There is also an undocumented --nointeraction flag which can be used to run the tool without any user interaction. This is obviously useful for management systems.

Once you have used to your management system to make sure the macOS Installer application is on the client system, you can execute a script with the startosinstall command to initiate the installation process. Remember that the installation process can take a long time, so it should be initiated by the user in a Self Management portal or run during off-hours for kiosk like Macs in labs or classrooms.

startosinstall --applicationpath /Applications/Install\ macOS\ High\ Sierra.app \
    --agreetolicense \
    --nointeraction

The --converttoapfs [YES|NO] argument allows you to suppress automatic APFS conversion on SSD Macs.

There is also a --volume argument to target the non-boot volume. However, this will only work when SIP is disabled or when you run startosinstall from a Recovery/NetInstall disk.

The --installpackage option allows you to add one or more custom packages that will be installed after the OS installation is complete. This is very useful for customization and cleanup. Packages used with startosinstall --installpackage also have to be Distribution Packages.

Note: even though the usage states that you can repeat the --installpackage argument, as of 10.13.0 only the first package given will run the installation with fail with more than one package. Make that one package count. (Note: edited this paragraph. Thanks to Greg for clarifying.)

Tool Support

Is Imaging completely dead?

The imaging tools (like Disk Utility, hdiutil and asr) will work with APFS volumes. However, the support article states:

You can use system images to re-install the existing operating system on a Mac.

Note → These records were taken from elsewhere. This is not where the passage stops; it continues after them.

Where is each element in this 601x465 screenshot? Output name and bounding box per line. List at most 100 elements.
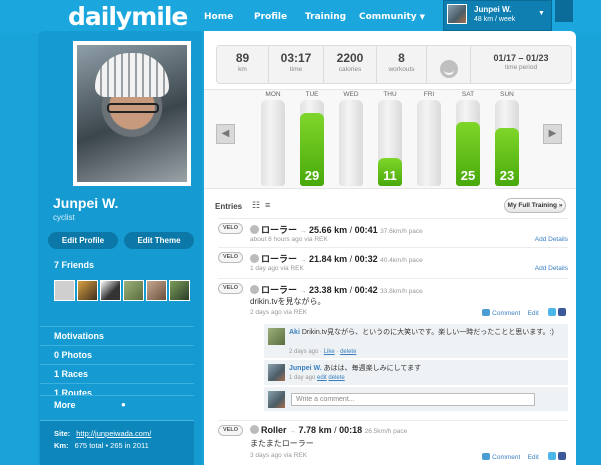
delete-link[interactable]: delete xyxy=(340,349,356,355)
comment-text: Junpei W. あはは、毎週楽しみにしてます xyxy=(289,365,422,372)
list-view-icon[interactable]: ☷ xyxy=(252,200,260,211)
twitter-icon[interactable] xyxy=(548,308,556,316)
stat-km: 89 km xyxy=(217,46,269,83)
day-bar-track: 23 xyxy=(495,100,519,186)
day-column-fri[interactable]: FRI xyxy=(417,91,441,186)
comment-link[interactable]: Comment xyxy=(492,310,520,317)
activity-icon xyxy=(250,285,259,294)
entry-summary: ローラー → 21.84 km / 00:32 40.4km/h pace xyxy=(250,252,423,265)
profile-subtitle: cyclist xyxy=(53,213,75,222)
entry-meta: 3 days ago via REK xyxy=(250,452,308,459)
week-chart: ◀ ▶ MON TUE 29 WED THU 11 FRI SAT 25 SUN 23 xyxy=(204,89,576,189)
edit-theme-button[interactable]: Edit Theme xyxy=(124,232,194,249)
compact-view-icon[interactable]: ≡ xyxy=(265,200,270,210)
friend-avatar[interactable] xyxy=(146,280,167,301)
bookmark-icon[interactable] xyxy=(555,0,573,22)
nav-home[interactable]: Home xyxy=(204,12,233,22)
entry-summary: Roller → 7.78 km / 00:18 26.5km/h pace xyxy=(250,425,407,435)
full-training-button[interactable]: My Full Training » xyxy=(504,198,566,213)
day-column-thu[interactable]: THU 11 xyxy=(378,91,402,186)
avatar xyxy=(268,328,285,345)
add-details-link[interactable]: Add Details xyxy=(535,265,568,272)
nav-training[interactable]: Training xyxy=(305,12,346,22)
edit-link[interactable]: Edit xyxy=(528,454,539,461)
friend-avatar[interactable] xyxy=(77,280,98,301)
friend-avatar[interactable] xyxy=(54,280,75,301)
activity-icon xyxy=(250,254,259,263)
profile-name: Junpei W. xyxy=(53,195,119,211)
add-details-link[interactable]: Add Details xyxy=(535,236,568,243)
day-label: WED xyxy=(343,91,359,98)
site-label: Site: xyxy=(54,429,71,438)
day-bar-track xyxy=(261,100,285,186)
dailymile-logo[interactable]: dailymile xyxy=(68,2,188,31)
entry-summary: ローラー → 25.66 km / 00:41 37.6km/h pace xyxy=(250,223,423,236)
next-week-arrow-icon[interactable]: ▶ xyxy=(543,124,562,144)
sidebar-item-motivations[interactable]: Motivations xyxy=(40,326,194,345)
edit-link[interactable]: Edit xyxy=(528,310,539,317)
day-label: SAT xyxy=(461,91,475,98)
user-menu[interactable]: Junpei W. 48 km / week ▼ xyxy=(443,0,552,31)
friends-list xyxy=(54,280,190,301)
user-weekly-rate: 48 km / week xyxy=(474,16,516,23)
comment-link[interactable]: Comment xyxy=(492,454,520,461)
entry-actions: Comment Edit xyxy=(482,452,566,461)
entry-row: VELO ローラー → 25.66 km / 00:41 37.6km/h pa… xyxy=(218,218,568,246)
sidebar-item-more[interactable]: More xyxy=(40,395,194,414)
entry-meta: 2 days ago via REK xyxy=(250,309,308,316)
activity-icon xyxy=(250,225,259,234)
friends-heading[interactable]: 7 Friends xyxy=(54,260,94,270)
sidebar-item-photos[interactable]: 0 Photos xyxy=(40,345,194,364)
friend-avatar[interactable] xyxy=(123,280,144,301)
delete-link[interactable]: delete xyxy=(328,375,344,381)
nav-profile[interactable]: Profile xyxy=(254,12,287,22)
km-row: Km: 675 total • 265 in 2011 xyxy=(54,441,149,450)
comment-input[interactable]: Write a comment... xyxy=(291,393,535,406)
km-label: Km: xyxy=(54,441,69,450)
km-value: 675 total • 265 in 2011 xyxy=(74,441,149,450)
day-column-tue[interactable]: TUE 29 xyxy=(300,91,324,186)
edit-profile-button[interactable]: Edit Profile xyxy=(48,232,118,249)
entry-description: drikin.tvを見ながら。 xyxy=(250,297,326,306)
entry-summary: ローラー → 23.38 km / 00:42 33.8km/h pace xyxy=(250,283,423,296)
site-row: Site: http://junpeiwada.com/ xyxy=(54,429,151,438)
entry-meta: about 8 hours ago via REK xyxy=(250,236,328,243)
day-column-wed[interactable]: WED xyxy=(339,91,363,186)
comment-form: Write a comment... xyxy=(264,386,568,411)
twitter-icon[interactable] xyxy=(548,452,556,460)
avatar xyxy=(447,4,467,24)
chevron-down-icon[interactable]: ● xyxy=(121,400,126,409)
stat-time: 03:17 time xyxy=(269,46,324,83)
top-bar: dailymile Home Profile Training Communit… xyxy=(0,0,601,33)
entry-row: VELO ローラー → 21.84 km / 00:32 40.4km/h pa… xyxy=(218,247,568,277)
day-column-sat[interactable]: SAT 25 xyxy=(456,91,480,186)
edit-link[interactable]: edit xyxy=(317,375,327,381)
chevron-down-icon: ▼ xyxy=(419,13,426,21)
profile-footer: Site: http://junpeiwada.com/ Km: 675 total… xyxy=(40,420,194,465)
day-distance: 29 xyxy=(304,168,320,183)
like-link[interactable]: Like xyxy=(324,349,335,355)
smiley-icon xyxy=(439,60,458,78)
friend-avatar[interactable] xyxy=(169,280,190,301)
stat-workouts: 8 workouts xyxy=(377,46,427,83)
facebook-icon[interactable] xyxy=(558,308,566,316)
velo-badge: VELO xyxy=(218,283,243,294)
day-label: FRI xyxy=(423,91,435,98)
site-link[interactable]: http://junpeiwada.com/ xyxy=(76,429,151,438)
stat-calories: 2200 calories xyxy=(324,46,377,83)
chevron-down-icon: ▼ xyxy=(538,10,545,17)
avatar xyxy=(268,364,285,381)
entry-description: またまたローラー xyxy=(250,439,314,448)
entry-meta: 1 day ago via REK xyxy=(250,265,304,272)
facebook-icon[interactable] xyxy=(558,452,566,460)
activity-icon xyxy=(250,425,259,434)
sidebar-item-races[interactable]: 1 Races xyxy=(40,364,194,383)
previous-week-arrow-icon[interactable]: ◀ xyxy=(216,124,235,144)
comment-icon[interactable] xyxy=(482,453,491,460)
day-column-sun[interactable]: SUN 23 xyxy=(495,91,519,186)
nav-community[interactable]: Community ▼ xyxy=(359,12,425,22)
comment-icon[interactable] xyxy=(482,309,491,316)
day-column-mon[interactable]: MON xyxy=(261,91,285,186)
main-panel: 89 km 03:17 time 2200 calories 8 workouts 01… xyxy=(204,31,576,465)
friend-avatar[interactable] xyxy=(100,280,121,301)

So when you need a workflow that requires quick re-imaging, you can use one of the supported methods to install or update the Mac (Firmware and OS) and then use monolithic (or thin) imaging over network or thunderbolt for fast restores. This is useful for scenarios where fast imaging turnaround is required, such as classrooms and labs or loaner laptop setups. However, you have to use extra care to make sure the image system version matches the version that was installed.

Going forward, I expect imaging to be less and less feasible as future Mac hardware and security features will make it harder and harder to use. The times where we could have just one image which will run on all supported Macs might be over as hardware (and the software required to run the hardware) becomes more and more fractured. Note that there is not a unified single ‘iOS’ image/installer for all iOS devices.

Summary

macOS High Sierra 10.13.0 works well for individual users. However, there still are quite a few issues that are relevant for managed deployments. There are many problems with Active Directory and Filevault, NetInstall is slow and adding multiple packages to an installation is broken. Just to mention a few.

Even though it makes sense for some deployments to hold back from High Sierra right now, you will want or have to upgrade soon.

Apple said at WWDC the iMac Pro will ship in December 2017. Its tech specs page, states it will run High Sierra. You can expect it to require High Sierra.

Also, critical security patches might only be pushed for High Sierra.

Imaging is dead. In an unusual move Apple has come right out and said it loud and clear. If you have not done so already, start testing and implementing one of the above strategies right now, so you are ready to move to High Sierra.